Punjab congress MLAs resigned en masse and Amarinder Singh quit as Lok Sabha MP after the court ruled that Punjab had no right to unilaterally terminate water-sharing agreements over the Satluj Yamuna Link Canal with neighbouring states.
A war of words broke out on social media between the leaders of Congress, Aam Aadmi Party and the Shiromani Akali Dal (Badal) soon after a five-judge bench of the Supreme Court, while answering the Presidential Reference, held that Punjab could not unilaterally terminate the water sharing agreement with Haryana, Delhi and other states and restored the 2004 decree passed by it which had directed the state to construct the Sutlej Yamuna link (SYL) Canal on its territory.
Soon after the verdict, all Punjab congress MLAs resigned in protest and the state party unit chief Amarinder Singh resigned from the Lok Sabha to show his anguish at the decision.

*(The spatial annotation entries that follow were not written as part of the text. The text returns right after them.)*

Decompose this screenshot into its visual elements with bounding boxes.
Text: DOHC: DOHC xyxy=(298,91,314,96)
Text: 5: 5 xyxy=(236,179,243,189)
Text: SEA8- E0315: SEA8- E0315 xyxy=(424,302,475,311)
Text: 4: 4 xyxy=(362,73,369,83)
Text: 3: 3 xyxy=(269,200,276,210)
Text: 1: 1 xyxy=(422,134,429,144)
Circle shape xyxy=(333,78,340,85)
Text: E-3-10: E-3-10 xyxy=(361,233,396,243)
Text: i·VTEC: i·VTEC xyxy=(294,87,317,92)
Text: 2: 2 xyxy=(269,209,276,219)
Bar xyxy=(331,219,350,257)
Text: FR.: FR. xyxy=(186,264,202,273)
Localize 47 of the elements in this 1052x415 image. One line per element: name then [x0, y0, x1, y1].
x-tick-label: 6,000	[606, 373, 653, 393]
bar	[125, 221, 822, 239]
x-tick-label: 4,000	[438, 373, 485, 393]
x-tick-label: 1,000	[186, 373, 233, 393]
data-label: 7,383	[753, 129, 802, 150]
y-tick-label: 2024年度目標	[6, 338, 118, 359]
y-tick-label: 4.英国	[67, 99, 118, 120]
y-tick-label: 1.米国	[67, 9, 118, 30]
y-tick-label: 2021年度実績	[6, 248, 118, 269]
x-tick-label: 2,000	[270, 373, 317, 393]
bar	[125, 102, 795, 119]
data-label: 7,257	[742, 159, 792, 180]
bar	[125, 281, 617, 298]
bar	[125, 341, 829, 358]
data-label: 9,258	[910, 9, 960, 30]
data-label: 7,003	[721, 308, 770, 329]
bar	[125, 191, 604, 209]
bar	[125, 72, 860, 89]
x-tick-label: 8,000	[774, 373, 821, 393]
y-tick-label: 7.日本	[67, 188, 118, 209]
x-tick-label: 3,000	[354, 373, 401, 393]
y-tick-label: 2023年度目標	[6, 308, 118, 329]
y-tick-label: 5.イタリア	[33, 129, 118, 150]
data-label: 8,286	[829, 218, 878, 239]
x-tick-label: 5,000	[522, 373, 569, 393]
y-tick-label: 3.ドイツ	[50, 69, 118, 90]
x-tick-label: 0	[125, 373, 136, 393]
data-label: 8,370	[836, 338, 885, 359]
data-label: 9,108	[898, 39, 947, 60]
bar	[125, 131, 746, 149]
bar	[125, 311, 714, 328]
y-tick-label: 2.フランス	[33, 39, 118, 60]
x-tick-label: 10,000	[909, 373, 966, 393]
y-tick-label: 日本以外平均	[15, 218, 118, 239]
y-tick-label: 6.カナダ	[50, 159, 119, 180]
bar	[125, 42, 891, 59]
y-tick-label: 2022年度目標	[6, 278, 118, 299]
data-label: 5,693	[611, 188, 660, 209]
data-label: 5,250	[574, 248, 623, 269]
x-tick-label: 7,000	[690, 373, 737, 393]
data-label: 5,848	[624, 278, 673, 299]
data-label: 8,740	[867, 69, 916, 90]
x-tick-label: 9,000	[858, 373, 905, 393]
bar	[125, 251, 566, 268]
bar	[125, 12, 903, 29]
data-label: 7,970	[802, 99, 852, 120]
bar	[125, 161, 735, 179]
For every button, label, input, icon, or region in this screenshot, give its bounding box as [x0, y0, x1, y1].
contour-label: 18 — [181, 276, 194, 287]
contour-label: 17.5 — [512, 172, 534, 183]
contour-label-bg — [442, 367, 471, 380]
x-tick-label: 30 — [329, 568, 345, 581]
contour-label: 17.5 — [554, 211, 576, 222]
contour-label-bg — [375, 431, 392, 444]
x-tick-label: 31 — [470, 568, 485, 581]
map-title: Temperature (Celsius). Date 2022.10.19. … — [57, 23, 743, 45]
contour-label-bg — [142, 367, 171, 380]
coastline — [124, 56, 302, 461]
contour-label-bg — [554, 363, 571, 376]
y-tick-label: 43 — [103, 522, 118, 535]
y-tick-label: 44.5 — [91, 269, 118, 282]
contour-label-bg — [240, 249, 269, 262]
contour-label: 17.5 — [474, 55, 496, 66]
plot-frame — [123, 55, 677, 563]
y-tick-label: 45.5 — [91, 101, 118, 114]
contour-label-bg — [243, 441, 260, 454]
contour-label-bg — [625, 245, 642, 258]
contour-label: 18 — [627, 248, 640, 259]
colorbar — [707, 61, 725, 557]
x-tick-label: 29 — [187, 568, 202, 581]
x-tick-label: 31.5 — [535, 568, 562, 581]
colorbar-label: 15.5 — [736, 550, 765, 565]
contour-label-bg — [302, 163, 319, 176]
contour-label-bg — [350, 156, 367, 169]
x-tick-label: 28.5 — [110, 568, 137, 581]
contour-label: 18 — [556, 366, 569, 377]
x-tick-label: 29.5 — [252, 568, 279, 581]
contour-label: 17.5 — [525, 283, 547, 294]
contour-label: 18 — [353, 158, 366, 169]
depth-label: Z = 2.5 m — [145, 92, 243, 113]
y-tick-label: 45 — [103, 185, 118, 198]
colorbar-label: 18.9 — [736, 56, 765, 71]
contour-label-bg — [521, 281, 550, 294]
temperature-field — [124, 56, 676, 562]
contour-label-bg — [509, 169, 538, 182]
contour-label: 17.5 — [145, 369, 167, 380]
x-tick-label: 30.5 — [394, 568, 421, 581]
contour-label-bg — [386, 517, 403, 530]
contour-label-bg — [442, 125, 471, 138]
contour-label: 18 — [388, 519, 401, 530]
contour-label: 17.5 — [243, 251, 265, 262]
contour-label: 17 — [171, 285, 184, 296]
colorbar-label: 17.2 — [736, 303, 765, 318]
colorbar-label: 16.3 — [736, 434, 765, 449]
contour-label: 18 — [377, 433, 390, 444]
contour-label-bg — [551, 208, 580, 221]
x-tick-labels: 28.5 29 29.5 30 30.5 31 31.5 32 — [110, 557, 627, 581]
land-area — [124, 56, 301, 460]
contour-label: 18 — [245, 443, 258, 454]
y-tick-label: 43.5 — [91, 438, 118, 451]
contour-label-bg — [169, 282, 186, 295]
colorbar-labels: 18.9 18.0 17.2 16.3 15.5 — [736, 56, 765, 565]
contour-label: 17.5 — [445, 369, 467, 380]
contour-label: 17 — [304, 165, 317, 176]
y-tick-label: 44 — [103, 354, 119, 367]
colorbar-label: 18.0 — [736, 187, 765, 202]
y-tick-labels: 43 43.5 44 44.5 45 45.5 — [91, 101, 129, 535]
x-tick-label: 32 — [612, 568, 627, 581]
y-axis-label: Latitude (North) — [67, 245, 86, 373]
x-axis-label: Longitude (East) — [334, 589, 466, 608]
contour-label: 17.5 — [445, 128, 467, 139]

Interestingly, it was Singh, who had as the chief minister of Punjab in 2004, precipitated a constitutional crisis when instead of honouring the Supreme Court order on taking up construction of the SYL canal, he had convened a special one-day session of the Punjab assembly.
The session had resulted in a unanimous approval of the Bill for terminating all agreements relating to sharing of waters of the Ravi and Beas rivers with Haryana and Rajasthan which the governor had approved.
The latest order of the Supreme Court has led to a heated exchange of words among leaders of the three main parties in Punjab. In Haryana on the other hand – a state that would benefit from the decision – leaders of all the parties have hailed the verdict.
On his part, the Haryana chief minister Manohar Lal Khattar hailed the decision saying that the order on the vital issue, which came after a gap of 12 years, had brought smile on the face of every “Haryanavi” because now the state would get its legitimate share of surplus Ravi-Beas water – which is approximately 3.5 million acre feet.
The apex court gave its decision in favour of Haryana on all the four points for which the Presidential Reference was sought. These points were:
- Whether the Punjab Termination of Agreements Act, 2004, and the provision thereof are in accordance with the provisions of the constitution of India;
- Whether the Punjab Termination of Agreements Act, 2004, and the provisions thereof are in accordance with the provisions of Section 14 of Inter-State Water Disputes Act, 1956, Section 78 of the Punjab Reorganisation Act, 1966 and the notification dated March 24, 1976 issued there under;
- Whether the state of Punjab has validly terminated the agreement dated December 31, 1981 and all other agreements relating to the Ravi-Beas waters and is discharged from its obligation under the said agreements;
- Whether in view of the provisions of the Act, the state of Punjab is discharged from its obligations flowing from the judgement and decree dated January 1, 2002 and judgement and order dated June 4, 2004 of the Supreme Court.
The bench led by Justice Anil R. Dave had answered in the negative to all the questions referred to it by the president, which effectively meant that Punjab would have to honour the agreement to share water with Haryana, Delhi and other states.
Soon after the Supreme Court gave its verdict, the politics over the issue began.
Shiromani Akali Dal tweeted saying they would not allow a single drop of water to go out of Punjab.
Its leader Harsimrat Kaur Badal also tweeted her defiance to the verdict.
Congress state president and the likely chief ministerial candidate Singh announced his resignation from Lok Sabha and all the party legislators resigned en masse from the state assembly in protest.
In a letter to the speaker, Singh wrote that the Supreme Court ruling had come as a major blow to the people of Punjab and accused the Centre and the state government of failing to come to their rescue.
Aam Aadmi Party, which has emerged as a serious contender in the upcoming Punjab assembly elections, retweeted Congress spokesperson Randeep Singh Surjewala’s tweet in which he had said that the Supreme Court ruling had put a stamp of approval on Haryana’s right and it was a victory for the struggle of the state’s farmers.
Party leader Arvind Kejriwal also retweeted invitations of the SYL canal launch in 1982 to show how Singh was actually in favour of it.
The Akalis leader retaliated saying Kejriwal had himself supported the release of water to Haryana from the SYL.
Clearly, the SYL issue is now expected to queer the political pitch in the Punjab assembly elections.